Rather than offering set movements to his dancers, Robinson has a more organic approach to choreography. “I try to offer the dancers clear physical instructions. We work from the body, trying to articulate texture, and different qualities in the body. The dancers never begin from the point of trying to create or represent an emotion, but rather I give them the tools to make materials, and then I see what comes back that speaks to what I’m searching for. I’m really excited about the communicative potential of movement, that’s not about miming a story, but is about moving and evoking emotion.”
Where AUGUST is a very human show, Skinners is about our developing relationship with technology. Melanie Lane, says Robinson, “is really thinking about the relationship with ourselves in an increasingly digital world. She’s talking about how we’re living in a digital age; how we use filters to shift reality through social media avatars that change and represent us differently. We talk to artificial intelligence, and it talks back to us. It’s a kind of exciting but also quite scary moment, where what’s real and what is illusion is really blurring in those online spaces.

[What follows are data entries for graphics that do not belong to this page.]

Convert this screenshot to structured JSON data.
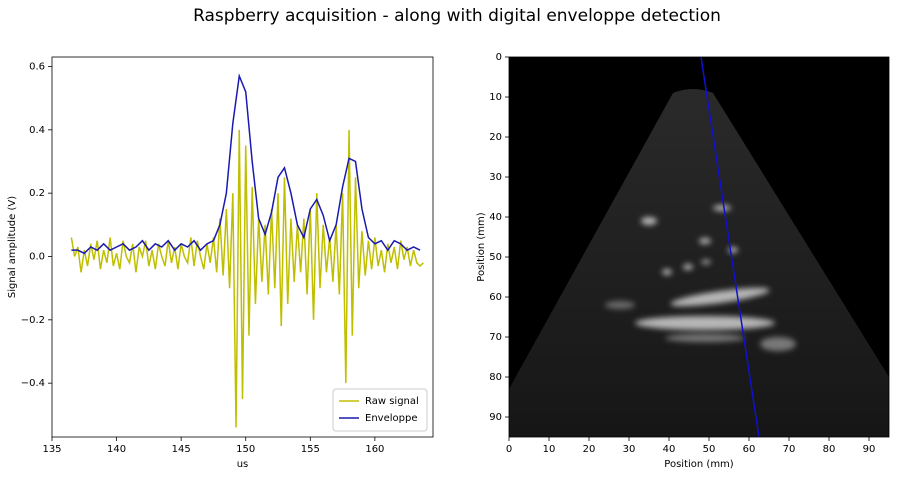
{
  "title": "Raspberry acquisition - along with digital enveloppe detection",
  "chart_data": [
    {
      "type": "line",
      "xlabel": "us",
      "ylabel": "Signal amplitude (V)",
      "xlim": [
        135,
        164.5
      ],
      "xticks": [
        135,
        140,
        145,
        150,
        155,
        160
      ],
      "ylim": [
        -0.57,
        0.63
      ],
      "yticks": [
        {
          "value": -0.4,
          "label": "−0.4"
        },
        {
          "value": -0.2,
          "label": "−0.2"
        },
        {
          "value": 0,
          "label": "0.0"
        },
        0.2,
        0.4,
        0.6
      ],
      "legend": "lower right",
      "series": [
        {
          "name": "Raw signal",
          "color": "#bfbf00",
          "x": [
            136.5,
            136.75,
            137,
            137.25,
            137.5,
            137.75,
            138,
            138.25,
            138.5,
            138.75,
            139,
            139.25,
            139.5,
            139.75,
            140,
            140.25,
            140.5,
            140.75,
            141,
            141.25,
            141.5,
            141.75,
            142,
            142.25,
            142.5,
            142.75,
            143,
            143.25,
            143.5,
            143.75,
            144,
            144.25,
            144.5,
            144.75,
            145,
            145.25,
            145.5,
            145.75,
            146,
            146.25,
            146.5,
            146.75,
            147,
            147.25,
            147.5,
            147.75,
            148,
            148.25,
            148.5,
            148.75,
            149,
            149.25,
            149.5,
            149.75,
            150,
            150.25,
            150.5,
            150.75,
            151,
            151.25,
            151.5,
            151.75,
            152,
            152.25,
            152.5,
            152.75,
            153,
            153.25,
            153.5,
            153.75,
            154,
            154.25,
            154.5,
            154.75,
            155,
            155.25,
            155.5,
            155.75,
            156,
            156.25,
            156.5,
            156.75,
            157,
            157.25,
            157.5,
            157.75,
            158,
            158.25,
            158.5,
            158.75,
            159,
            159.25,
            159.5,
            159.75,
            160,
            160.25,
            160.5,
            160.75,
            161,
            161.25,
            161.5,
            161.75,
            162,
            162.25,
            162.5,
            162.75,
            163,
            163.25,
            163.5,
            163.75
          ],
          "values": [
            0.06,
            0.0,
            0.03,
            -0.05,
            0.02,
            -0.03,
            0.04,
            -0.01,
            0.05,
            -0.04,
            0.02,
            -0.02,
            0.06,
            -0.03,
            0.01,
            -0.04,
            0.05,
            0.0,
            -0.02,
            0.04,
            -0.05,
            0.03,
            0.0,
            0.05,
            -0.03,
            0.02,
            -0.04,
            0.04,
            0.0,
            -0.03,
            0.05,
            -0.02,
            0.03,
            -0.04,
            0.04,
            0.0,
            -0.02,
            0.06,
            -0.03,
            0.05,
            0.0,
            -0.04,
            0.04,
            -0.02,
            0.06,
            -0.05,
            0.12,
            -0.06,
            0.15,
            -0.1,
            0.2,
            -0.54,
            0.4,
            -0.45,
            0.35,
            -0.25,
            0.22,
            -0.15,
            0.12,
            -0.08,
            0.1,
            -0.12,
            0.15,
            -0.1,
            0.2,
            -0.22,
            0.25,
            -0.15,
            0.12,
            -0.08,
            0.1,
            -0.05,
            0.12,
            -0.12,
            0.15,
            -0.2,
            0.2,
            -0.1,
            0.1,
            -0.05,
            0.06,
            -0.08,
            0.1,
            -0.12,
            0.2,
            -0.4,
            0.4,
            -0.25,
            0.25,
            -0.1,
            0.08,
            -0.06,
            0.05,
            -0.04,
            0.06,
            -0.03,
            0.02,
            -0.05,
            0.04,
            -0.02,
            0.03,
            -0.04,
            0.05,
            -0.01,
            0.03,
            -0.03,
            0.02,
            -0.02,
            -0.03,
            -0.02
          ]
        },
        {
          "name": "Enveloppe",
          "color": "#1a1ab0",
          "x": [
            136.5,
            137,
            137.5,
            138,
            138.5,
            139,
            139.5,
            140,
            140.5,
            141,
            141.5,
            142,
            142.5,
            143,
            143.5,
            144,
            144.5,
            145,
            145.5,
            146,
            146.5,
            147,
            147.5,
            148,
            148.5,
            149,
            149.5,
            150,
            150.5,
            151,
            151.5,
            152,
            152.5,
            153,
            153.5,
            154,
            154.5,
            155,
            155.5,
            156,
            156.5,
            157,
            157.5,
            158,
            158.5,
            159,
            159.5,
            160,
            160.5,
            161,
            161.5,
            162,
            162.5,
            163,
            163.5
          ],
          "values": [
            0.02,
            0.02,
            0.01,
            0.03,
            0.02,
            0.04,
            0.02,
            0.03,
            0.04,
            0.02,
            0.03,
            0.05,
            0.02,
            0.04,
            0.03,
            0.05,
            0.02,
            0.04,
            0.03,
            0.05,
            0.02,
            0.04,
            0.05,
            0.1,
            0.2,
            0.42,
            0.57,
            0.52,
            0.3,
            0.12,
            0.07,
            0.14,
            0.25,
            0.28,
            0.2,
            0.1,
            0.06,
            0.15,
            0.18,
            0.13,
            0.05,
            0.1,
            0.22,
            0.31,
            0.3,
            0.15,
            0.06,
            0.04,
            0.05,
            0.02,
            0.05,
            0.04,
            0.02,
            0.03,
            0.02
          ]
        }
      ]
    },
    {
      "type": "image",
      "xlabel": "Position (mm)",
      "ylabel": "Position (mm)",
      "xlim": [
        0,
        95
      ],
      "xticks": [
        0,
        10,
        20,
        30,
        40,
        50,
        60,
        70,
        80,
        90
      ],
      "ylim": [
        95,
        0
      ],
      "yticks": [
        0,
        10,
        20,
        30,
        40,
        50,
        60,
        70,
        80,
        90
      ],
      "series": [
        {
          "color": "#1010d0",
          "x": [
            48,
            62.5
          ],
          "values": [
            0,
            95
          ]
        }
      ]
    }
  ]
}
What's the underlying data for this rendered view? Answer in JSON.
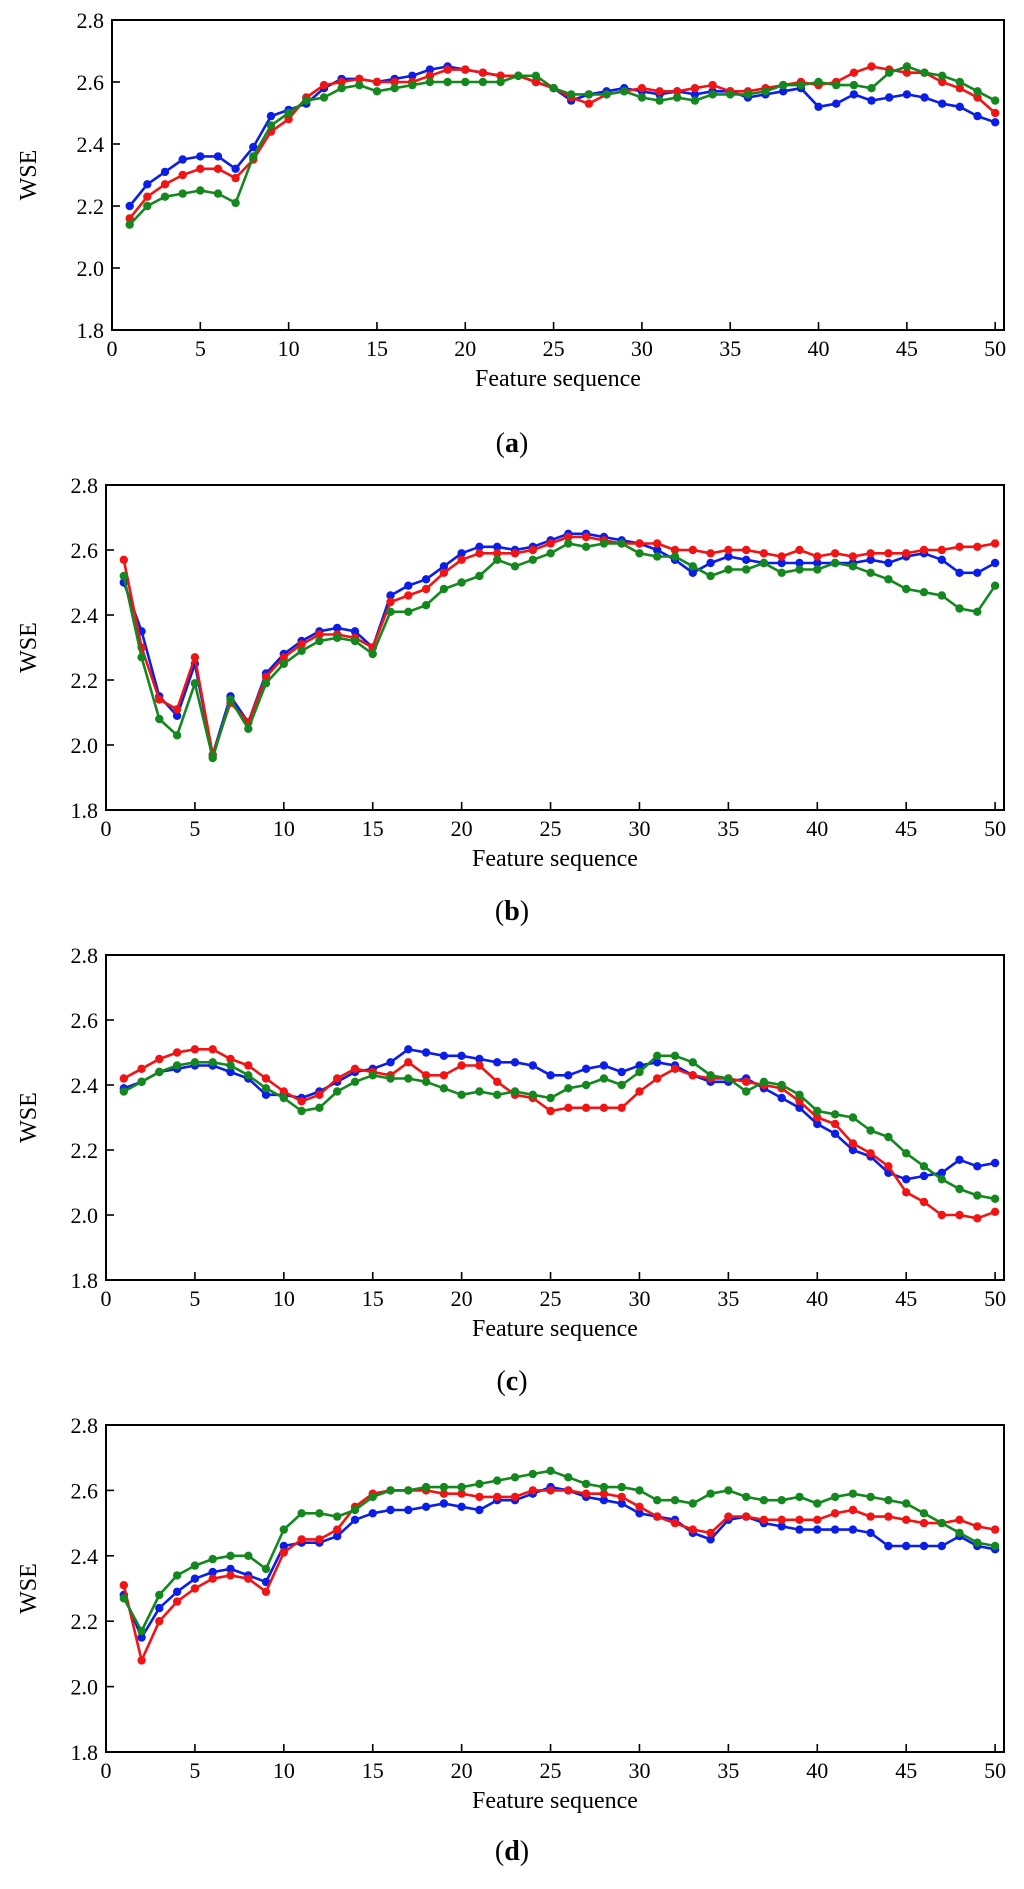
{
  "figure": {
    "colors": {
      "blue": "#0a1ee8",
      "red": "#f01414",
      "green": "#14871e"
    },
    "x_ticks": [
      "0",
      "5",
      "10",
      "15",
      "20",
      "25",
      "30",
      "35",
      "40",
      "45",
      "50"
    ],
    "y_ticks": [
      "1.8",
      "2.0",
      "2.2",
      "2.4",
      "2.6",
      "2.8"
    ]
  },
  "chart_data": [
    {
      "type": "line",
      "panel": "a",
      "caption_open": "(",
      "caption_letter": "a",
      "caption_close": ")",
      "xlabel": "Feature sequence",
      "ylabel": "WSE",
      "xlim": [
        0,
        50.5
      ],
      "ylim": [
        1.8,
        2.8
      ],
      "series": [
        {
          "name": "blue",
          "color": "#0a1ee8",
          "values": [
            2.2,
            2.27,
            2.31,
            2.35,
            2.36,
            2.36,
            2.32,
            2.39,
            2.49,
            2.51,
            2.53,
            2.58,
            2.61,
            2.61,
            2.6,
            2.61,
            2.62,
            2.64,
            2.65,
            2.64,
            2.63,
            2.62,
            2.62,
            2.6,
            2.58,
            2.54,
            2.56,
            2.57,
            2.58,
            2.57,
            2.56,
            2.57,
            2.56,
            2.57,
            2.57,
            2.55,
            2.56,
            2.57,
            2.58,
            2.52,
            2.53,
            2.56,
            2.54,
            2.55,
            2.56,
            2.55,
            2.53,
            2.52,
            2.49,
            2.47
          ]
        },
        {
          "name": "red",
          "color": "#f01414",
          "values": [
            2.16,
            2.23,
            2.27,
            2.3,
            2.32,
            2.32,
            2.29,
            2.35,
            2.44,
            2.48,
            2.55,
            2.59,
            2.6,
            2.61,
            2.6,
            2.6,
            2.6,
            2.62,
            2.64,
            2.64,
            2.63,
            2.62,
            2.62,
            2.6,
            2.58,
            2.55,
            2.53,
            2.56,
            2.57,
            2.58,
            2.57,
            2.57,
            2.58,
            2.59,
            2.57,
            2.57,
            2.58,
            2.59,
            2.6,
            2.59,
            2.6,
            2.63,
            2.65,
            2.64,
            2.63,
            2.63,
            2.6,
            2.58,
            2.55,
            2.5
          ]
        },
        {
          "name": "green",
          "color": "#14871e",
          "values": [
            2.14,
            2.2,
            2.23,
            2.24,
            2.25,
            2.24,
            2.21,
            2.36,
            2.46,
            2.5,
            2.54,
            2.55,
            2.58,
            2.59,
            2.57,
            2.58,
            2.59,
            2.6,
            2.6,
            2.6,
            2.6,
            2.6,
            2.62,
            2.62,
            2.58,
            2.56,
            2.56,
            2.56,
            2.57,
            2.55,
            2.54,
            2.55,
            2.54,
            2.56,
            2.56,
            2.56,
            2.57,
            2.59,
            2.59,
            2.6,
            2.59,
            2.59,
            2.58,
            2.63,
            2.65,
            2.63,
            2.62,
            2.6,
            2.57,
            2.54
          ]
        }
      ]
    },
    {
      "type": "line",
      "panel": "b",
      "caption_open": "(",
      "caption_letter": "b",
      "caption_close": ")",
      "xlabel": "Feature sequence",
      "ylabel": "WSE",
      "xlim": [
        0,
        50.5
      ],
      "ylim": [
        1.8,
        2.8
      ],
      "series": [
        {
          "name": "blue",
          "color": "#0a1ee8",
          "values": [
            2.5,
            2.35,
            2.15,
            2.09,
            2.25,
            1.97,
            2.15,
            2.07,
            2.22,
            2.28,
            2.32,
            2.35,
            2.36,
            2.35,
            2.3,
            2.46,
            2.49,
            2.51,
            2.55,
            2.59,
            2.61,
            2.61,
            2.6,
            2.61,
            2.63,
            2.65,
            2.65,
            2.64,
            2.63,
            2.62,
            2.6,
            2.57,
            2.53,
            2.56,
            2.58,
            2.57,
            2.56,
            2.56,
            2.56,
            2.56,
            2.56,
            2.56,
            2.57,
            2.56,
            2.58,
            2.59,
            2.57,
            2.53,
            2.53,
            2.56
          ]
        },
        {
          "name": "red",
          "color": "#f01414",
          "values": [
            2.57,
            2.3,
            2.14,
            2.11,
            2.27,
            1.97,
            2.13,
            2.07,
            2.21,
            2.27,
            2.31,
            2.34,
            2.34,
            2.33,
            2.3,
            2.44,
            2.46,
            2.48,
            2.53,
            2.57,
            2.59,
            2.59,
            2.59,
            2.6,
            2.62,
            2.64,
            2.64,
            2.63,
            2.62,
            2.62,
            2.62,
            2.6,
            2.6,
            2.59,
            2.6,
            2.6,
            2.59,
            2.58,
            2.6,
            2.58,
            2.59,
            2.58,
            2.59,
            2.59,
            2.59,
            2.6,
            2.6,
            2.61,
            2.61,
            2.62
          ]
        },
        {
          "name": "green",
          "color": "#14871e",
          "values": [
            2.52,
            2.27,
            2.08,
            2.03,
            2.19,
            1.96,
            2.14,
            2.05,
            2.19,
            2.25,
            2.29,
            2.32,
            2.33,
            2.32,
            2.28,
            2.41,
            2.41,
            2.43,
            2.48,
            2.5,
            2.52,
            2.57,
            2.55,
            2.57,
            2.59,
            2.62,
            2.61,
            2.62,
            2.62,
            2.59,
            2.58,
            2.58,
            2.55,
            2.52,
            2.54,
            2.54,
            2.56,
            2.53,
            2.54,
            2.54,
            2.56,
            2.55,
            2.53,
            2.51,
            2.48,
            2.47,
            2.46,
            2.42,
            2.41,
            2.49
          ]
        }
      ]
    },
    {
      "type": "line",
      "panel": "c",
      "caption_open": "(",
      "caption_letter": "c",
      "caption_close": ")",
      "xlabel": "Feature sequence",
      "ylabel": "WSE",
      "xlim": [
        0,
        50.5
      ],
      "ylim": [
        1.8,
        2.8
      ],
      "series": [
        {
          "name": "blue",
          "color": "#0a1ee8",
          "values": [
            2.39,
            2.41,
            2.44,
            2.45,
            2.46,
            2.46,
            2.44,
            2.42,
            2.37,
            2.37,
            2.36,
            2.38,
            2.41,
            2.44,
            2.45,
            2.47,
            2.51,
            2.5,
            2.49,
            2.49,
            2.48,
            2.47,
            2.47,
            2.46,
            2.43,
            2.43,
            2.45,
            2.46,
            2.44,
            2.46,
            2.47,
            2.46,
            2.43,
            2.41,
            2.41,
            2.42,
            2.39,
            2.36,
            2.33,
            2.28,
            2.25,
            2.2,
            2.18,
            2.13,
            2.11,
            2.12,
            2.13,
            2.17,
            2.15,
            2.16
          ]
        },
        {
          "name": "red",
          "color": "#f01414",
          "values": [
            2.42,
            2.45,
            2.48,
            2.5,
            2.51,
            2.51,
            2.48,
            2.46,
            2.42,
            2.38,
            2.35,
            2.37,
            2.42,
            2.45,
            2.44,
            2.43,
            2.47,
            2.43,
            2.43,
            2.46,
            2.46,
            2.41,
            2.37,
            2.36,
            2.32,
            2.33,
            2.33,
            2.33,
            2.33,
            2.38,
            2.42,
            2.45,
            2.43,
            2.42,
            2.42,
            2.41,
            2.4,
            2.39,
            2.35,
            2.3,
            2.28,
            2.22,
            2.19,
            2.15,
            2.07,
            2.04,
            2.0,
            2.0,
            1.99,
            2.01
          ]
        },
        {
          "name": "green",
          "color": "#14871e",
          "values": [
            2.38,
            2.41,
            2.44,
            2.46,
            2.47,
            2.47,
            2.46,
            2.43,
            2.39,
            2.36,
            2.32,
            2.33,
            2.38,
            2.41,
            2.43,
            2.42,
            2.42,
            2.41,
            2.39,
            2.37,
            2.38,
            2.37,
            2.38,
            2.37,
            2.36,
            2.39,
            2.4,
            2.42,
            2.4,
            2.44,
            2.49,
            2.49,
            2.47,
            2.43,
            2.42,
            2.38,
            2.41,
            2.4,
            2.37,
            2.32,
            2.31,
            2.3,
            2.26,
            2.24,
            2.19,
            2.15,
            2.11,
            2.08,
            2.06,
            2.05
          ]
        }
      ]
    },
    {
      "type": "line",
      "panel": "d",
      "caption_open": "(",
      "caption_letter": "d",
      "caption_close": ")",
      "xlabel": "Feature sequence",
      "ylabel": "WSE",
      "xlim": [
        0,
        50.5
      ],
      "ylim": [
        1.8,
        2.8
      ],
      "series": [
        {
          "name": "blue",
          "color": "#0a1ee8",
          "values": [
            2.28,
            2.15,
            2.24,
            2.29,
            2.33,
            2.35,
            2.36,
            2.34,
            2.32,
            2.43,
            2.44,
            2.44,
            2.46,
            2.51,
            2.53,
            2.54,
            2.54,
            2.55,
            2.56,
            2.55,
            2.54,
            2.57,
            2.57,
            2.59,
            2.61,
            2.6,
            2.58,
            2.57,
            2.56,
            2.53,
            2.52,
            2.51,
            2.47,
            2.45,
            2.51,
            2.52,
            2.5,
            2.49,
            2.48,
            2.48,
            2.48,
            2.48,
            2.47,
            2.43,
            2.43,
            2.43,
            2.43,
            2.46,
            2.43,
            2.42
          ]
        },
        {
          "name": "red",
          "color": "#f01414",
          "values": [
            2.31,
            2.08,
            2.2,
            2.26,
            2.3,
            2.33,
            2.34,
            2.33,
            2.29,
            2.41,
            2.45,
            2.45,
            2.48,
            2.55,
            2.59,
            2.6,
            2.6,
            2.6,
            2.59,
            2.59,
            2.58,
            2.58,
            2.58,
            2.6,
            2.6,
            2.6,
            2.59,
            2.59,
            2.58,
            2.55,
            2.52,
            2.5,
            2.48,
            2.47,
            2.52,
            2.52,
            2.51,
            2.51,
            2.51,
            2.51,
            2.53,
            2.54,
            2.52,
            2.52,
            2.51,
            2.5,
            2.5,
            2.51,
            2.49,
            2.48
          ]
        },
        {
          "name": "green",
          "color": "#14871e",
          "values": [
            2.27,
            2.17,
            2.28,
            2.34,
            2.37,
            2.39,
            2.4,
            2.4,
            2.36,
            2.48,
            2.53,
            2.53,
            2.52,
            2.54,
            2.58,
            2.6,
            2.6,
            2.61,
            2.61,
            2.61,
            2.62,
            2.63,
            2.64,
            2.65,
            2.66,
            2.64,
            2.62,
            2.61,
            2.61,
            2.6,
            2.57,
            2.57,
            2.56,
            2.59,
            2.6,
            2.58,
            2.57,
            2.57,
            2.58,
            2.56,
            2.58,
            2.59,
            2.58,
            2.57,
            2.56,
            2.53,
            2.5,
            2.47,
            2.44,
            2.43
          ]
        }
      ]
    }
  ]
}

“Melanie has a really exciting signature physicality that is rhythmic and full of punctuation. There were moments today, when I’ve been watching rehearsals, where the dancers are like an AI robot or something – they move between that kind of rigidity to later in the work, when they’re exploring such freedom in their bodies – hurling each other around the stage, falling, throwing, lifting each other. As a spectacle that is beautiful to watch – the poetics of it are really powerful.”
Robinson is set to leave NDCW at the end of 2024, taking up a role as head of its Maltese equivalent, ZfinMalta. For his swansong, then, he’s hoping that the show will offer audiences something thought-provoking and empowering. “I hope the evening gives a sense of the power of community – global community – that the world is confronting us all with huge challenges and change, and we are all meeting those challenges in our own way. I think knowing that is really important. A frontier of something new can be both thrilling and terrifying, and we all face those moments in our lives.
“For us as a company, we know that dance is an important and powerful way of connecting us as humans and communicating the feelings we struggle to express as words, and I feel that coming together is the only way we navigate the complexities of contemporary society, so I hope it gives people that to go away and think on.”
Frontiers | Gorwelion, Sherman Theatre, Cardiff, Thurs 19 + Fri 20 Sept; Taliesin Arts Centre, Swansea, Thurs 3 Oct; touring Wales and England later in autumn.